Traversing some of the same sonic territory as his last two LPs— think Ride meets Weezer with a dash of Sugar and Teenage Fanclub thrown in— Jaco has managed to once again expand his musical pallet to include a wider range of sounds and sonorities on his newest offering, touching on everything from the dour melodicism of Morphine (‘Control Me’) to the alt-country riffs of Son Volt (‘A Trace’) and even the psychedelic grunge of Screaming Trees (‘I Blow My Mind’), all threaded together in his unique blend of pop-centric tunes with catchy, overdrive dynamics.


And whether it’s the opening second song Brit-pop blast of ‘The Byzantine’, the lumbering greatness of ‘Wanna Get High’, the lo-fi teaser-turned-power chord showcase of ’21st Century TV’, or the motorik beat of the ‘Heroes’-era Bowie closing track of ‘Wanna Feel Sad’, Jaco’s third album traces more than just a life inside a fractured and disease-ridden world. It traces the arc of a life inside music and the sounds that shaped it rediscovered and refracted back onto itself, bubbling up to the surface after a year of solitude and lockdowns. And during a time when most of us were just trying to make it to through the next day, that’s no small feat. Jaco just put it all to tape where the rest of us could hear it.
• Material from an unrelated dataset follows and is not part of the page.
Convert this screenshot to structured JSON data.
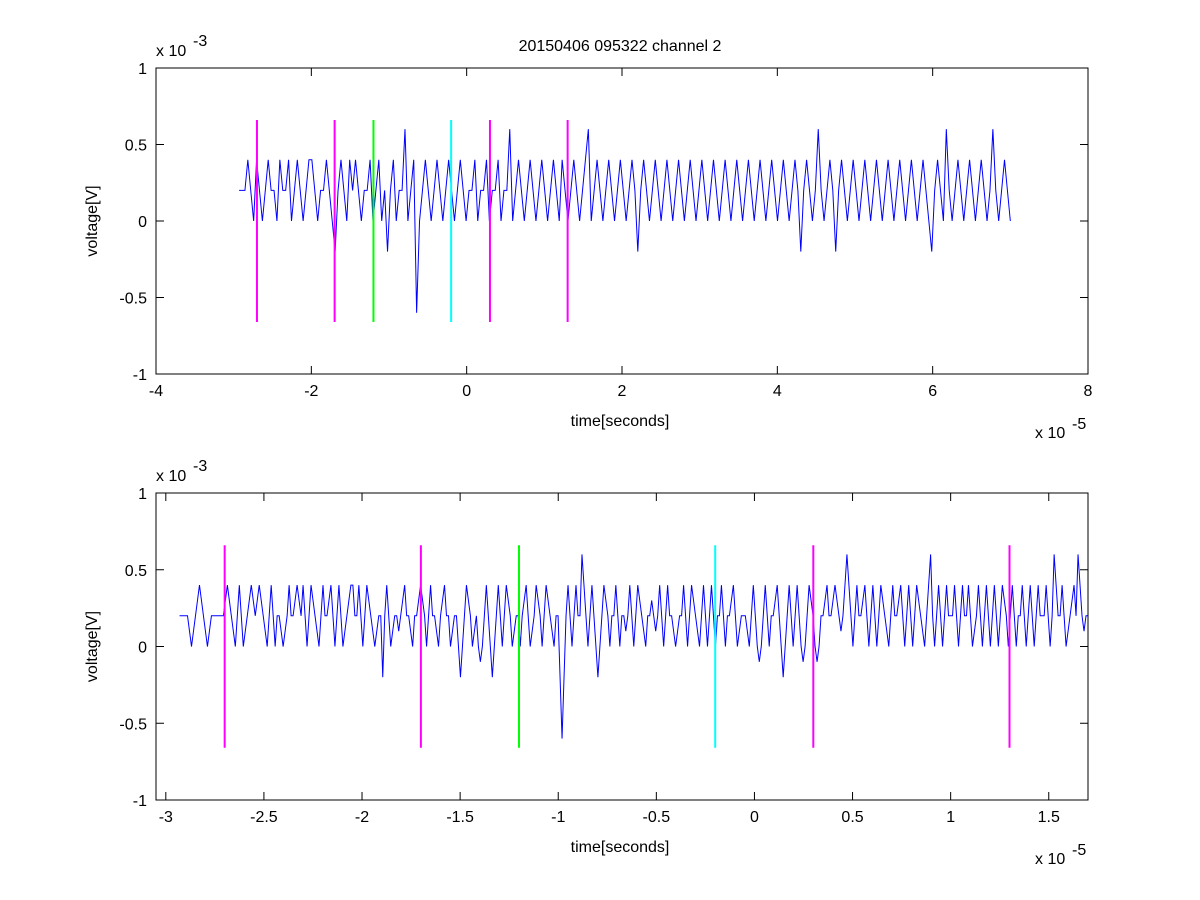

“This time around I was more conscious about the efficiency of the songs and not making them too long and wasting people’s time or anything. Most tracks hover around four minutes. ‘The Byzantine’ is a good example of a song that starts up, states its case, and then shuts the F up. I chose that one as a single, because it seemed the most head-noddable, direct and accessible, plus I liked the confidence of it.”